We are a credit union who interacts routinely every day with 1000's of members and dozens of vendors and sponsor companies. Starting yesterday, a great many of our emails started being returned to us as undeliverable. Most of them are coming back as "denied" by mxlogic.net with no other explanation.
How do we get our domain (reachcu.coop) removed from your spam filter? Our emails are legitimate business communications, and this is crippling us.
VP of Information Systems and eServices
Reach Federal Credit Union
I'm sorry to hear you're having this issue! I've moved your post to the SaaS Email Security community so we can hopefully get you a faster response.
There are two methods to contest the spam score that is triggering the denial. The recipient may contest the scoring directly with support, or, you can forward the non-delivery report to firstname.lastname@example.org, where our Messaging Security Engineers will review the scoring criteria and determine if it is safe to adjust the filter.

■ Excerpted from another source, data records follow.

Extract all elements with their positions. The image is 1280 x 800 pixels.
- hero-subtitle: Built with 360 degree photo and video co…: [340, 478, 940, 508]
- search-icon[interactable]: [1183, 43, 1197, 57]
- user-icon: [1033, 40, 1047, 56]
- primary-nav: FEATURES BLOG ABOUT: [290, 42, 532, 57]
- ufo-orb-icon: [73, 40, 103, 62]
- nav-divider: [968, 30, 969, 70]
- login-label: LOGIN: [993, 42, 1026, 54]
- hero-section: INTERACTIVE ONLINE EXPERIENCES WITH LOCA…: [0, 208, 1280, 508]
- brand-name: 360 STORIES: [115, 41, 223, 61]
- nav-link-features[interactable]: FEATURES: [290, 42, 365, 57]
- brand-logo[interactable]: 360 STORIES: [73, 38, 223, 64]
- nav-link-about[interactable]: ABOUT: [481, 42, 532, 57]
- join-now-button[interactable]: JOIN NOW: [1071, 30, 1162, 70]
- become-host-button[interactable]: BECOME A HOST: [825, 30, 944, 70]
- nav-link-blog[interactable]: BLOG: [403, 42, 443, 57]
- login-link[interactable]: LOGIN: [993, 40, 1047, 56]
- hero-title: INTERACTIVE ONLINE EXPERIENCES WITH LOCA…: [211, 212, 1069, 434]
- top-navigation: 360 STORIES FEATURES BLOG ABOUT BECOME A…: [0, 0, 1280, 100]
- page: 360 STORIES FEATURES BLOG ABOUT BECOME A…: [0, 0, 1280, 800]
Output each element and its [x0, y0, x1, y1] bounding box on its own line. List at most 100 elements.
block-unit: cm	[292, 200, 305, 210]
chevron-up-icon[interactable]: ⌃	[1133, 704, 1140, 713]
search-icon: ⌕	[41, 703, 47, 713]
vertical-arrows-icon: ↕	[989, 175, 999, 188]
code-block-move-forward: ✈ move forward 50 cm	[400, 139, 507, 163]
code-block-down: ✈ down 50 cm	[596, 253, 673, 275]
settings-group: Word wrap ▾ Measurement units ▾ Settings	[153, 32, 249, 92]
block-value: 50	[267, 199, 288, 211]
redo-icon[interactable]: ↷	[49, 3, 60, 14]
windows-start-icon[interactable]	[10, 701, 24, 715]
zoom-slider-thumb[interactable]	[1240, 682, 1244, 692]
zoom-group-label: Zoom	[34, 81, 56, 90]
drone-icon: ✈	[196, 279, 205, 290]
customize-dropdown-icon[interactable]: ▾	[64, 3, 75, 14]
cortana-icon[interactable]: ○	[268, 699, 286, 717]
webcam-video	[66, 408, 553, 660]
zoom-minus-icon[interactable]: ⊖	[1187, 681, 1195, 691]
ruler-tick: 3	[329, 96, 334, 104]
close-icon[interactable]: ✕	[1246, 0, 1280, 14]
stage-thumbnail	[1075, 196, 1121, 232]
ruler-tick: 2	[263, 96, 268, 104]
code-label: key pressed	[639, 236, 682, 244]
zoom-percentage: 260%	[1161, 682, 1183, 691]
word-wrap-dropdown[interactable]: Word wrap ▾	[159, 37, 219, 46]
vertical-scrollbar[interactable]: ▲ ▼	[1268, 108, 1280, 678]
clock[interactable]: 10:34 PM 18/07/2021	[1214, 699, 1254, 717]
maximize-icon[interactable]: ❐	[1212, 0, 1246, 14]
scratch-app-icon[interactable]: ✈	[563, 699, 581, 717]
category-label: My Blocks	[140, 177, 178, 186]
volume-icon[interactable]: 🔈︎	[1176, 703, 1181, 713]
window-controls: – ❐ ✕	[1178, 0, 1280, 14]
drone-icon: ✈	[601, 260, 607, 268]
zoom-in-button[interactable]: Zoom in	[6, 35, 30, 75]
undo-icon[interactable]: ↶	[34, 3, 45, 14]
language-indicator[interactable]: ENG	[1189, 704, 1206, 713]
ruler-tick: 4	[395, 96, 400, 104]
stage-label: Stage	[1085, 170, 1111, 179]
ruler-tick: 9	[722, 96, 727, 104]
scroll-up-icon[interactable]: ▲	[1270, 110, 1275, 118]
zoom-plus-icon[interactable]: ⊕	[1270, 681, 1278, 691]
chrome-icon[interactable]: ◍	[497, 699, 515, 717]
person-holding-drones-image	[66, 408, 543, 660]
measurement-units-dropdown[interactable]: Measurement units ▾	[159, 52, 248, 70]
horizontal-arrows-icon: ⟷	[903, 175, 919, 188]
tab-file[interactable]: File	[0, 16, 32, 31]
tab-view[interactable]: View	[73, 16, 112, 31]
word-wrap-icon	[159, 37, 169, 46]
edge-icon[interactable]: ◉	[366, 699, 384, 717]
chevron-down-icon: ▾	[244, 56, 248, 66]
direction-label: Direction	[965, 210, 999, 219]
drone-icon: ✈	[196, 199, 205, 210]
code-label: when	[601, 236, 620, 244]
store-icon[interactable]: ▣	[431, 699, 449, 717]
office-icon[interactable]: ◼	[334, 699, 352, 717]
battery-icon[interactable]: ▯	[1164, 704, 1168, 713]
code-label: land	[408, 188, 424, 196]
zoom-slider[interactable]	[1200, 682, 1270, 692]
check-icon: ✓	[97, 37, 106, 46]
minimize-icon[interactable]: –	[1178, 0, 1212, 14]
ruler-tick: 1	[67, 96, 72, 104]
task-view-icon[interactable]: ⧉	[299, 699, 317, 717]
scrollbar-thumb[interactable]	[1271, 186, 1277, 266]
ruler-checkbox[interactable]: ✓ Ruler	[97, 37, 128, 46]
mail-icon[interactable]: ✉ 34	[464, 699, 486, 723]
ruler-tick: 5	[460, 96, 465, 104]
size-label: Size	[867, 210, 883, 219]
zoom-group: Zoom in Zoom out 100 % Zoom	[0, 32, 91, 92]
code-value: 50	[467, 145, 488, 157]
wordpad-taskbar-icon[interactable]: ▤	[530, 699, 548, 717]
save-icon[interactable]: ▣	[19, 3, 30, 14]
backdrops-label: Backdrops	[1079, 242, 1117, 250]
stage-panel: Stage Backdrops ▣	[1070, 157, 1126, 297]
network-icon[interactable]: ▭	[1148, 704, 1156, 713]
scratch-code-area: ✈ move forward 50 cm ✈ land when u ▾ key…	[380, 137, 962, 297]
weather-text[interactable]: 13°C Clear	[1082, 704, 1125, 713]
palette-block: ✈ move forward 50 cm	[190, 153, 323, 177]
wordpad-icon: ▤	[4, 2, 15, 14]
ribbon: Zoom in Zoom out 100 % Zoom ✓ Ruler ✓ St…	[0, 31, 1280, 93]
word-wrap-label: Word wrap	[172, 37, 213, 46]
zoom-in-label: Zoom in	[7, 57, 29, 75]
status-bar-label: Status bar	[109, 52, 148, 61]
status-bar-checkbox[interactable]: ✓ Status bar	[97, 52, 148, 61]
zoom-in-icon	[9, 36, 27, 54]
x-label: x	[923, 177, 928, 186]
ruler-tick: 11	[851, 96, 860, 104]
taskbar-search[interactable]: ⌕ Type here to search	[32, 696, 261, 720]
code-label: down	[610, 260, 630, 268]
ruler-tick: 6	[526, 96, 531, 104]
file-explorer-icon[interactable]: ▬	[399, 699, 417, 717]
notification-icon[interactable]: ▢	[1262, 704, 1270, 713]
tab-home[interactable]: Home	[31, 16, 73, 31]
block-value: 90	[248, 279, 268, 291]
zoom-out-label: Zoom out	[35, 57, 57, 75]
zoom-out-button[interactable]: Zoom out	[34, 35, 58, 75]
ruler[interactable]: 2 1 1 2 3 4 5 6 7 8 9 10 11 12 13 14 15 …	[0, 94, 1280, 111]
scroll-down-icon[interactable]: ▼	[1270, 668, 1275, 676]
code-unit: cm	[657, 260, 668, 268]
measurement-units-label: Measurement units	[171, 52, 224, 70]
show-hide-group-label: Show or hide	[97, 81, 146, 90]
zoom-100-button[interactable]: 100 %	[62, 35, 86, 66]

For more information, please see:
https://support.mcafeesaas.com/MCAFEE/_cs/AnswerDetail.aspx?sSessionID=&aid=155 - Bounce 554 Denied Information
https://support.mcafeesaas.com/MCAFEE/_cs/AnswerDetail.aspx?sSessionID=&aid=94568 - Best Practices for Organizations Sending to McAfee SaaS Email Protection Customers
Another issue may be the lack of either a SPF TXT or SPF records published in DNS. At the very minimum, a SPF TXT should be published. This protocol is one of the oldest pre-scanning tools used to help identify the authenticity of a senders domain.
Newer protocols such as DKIM and DMARC are becoming more widely used among major. Gmail, AOL, Comcast, Hotmail, and Yahoo! Mail are among the providers adding these additional authentication protocols. In addition, others such as Bank of America, Facebook, Fidelity, LinkedIn, and Paypal have already published policies for those that are scanning for these published authentication rules.
Many of our McAfee accounts make use of these protocols to protect their users and infrastructure from phishin and domain spoofing. You certainly should do the same, in protecting your domains intergrity.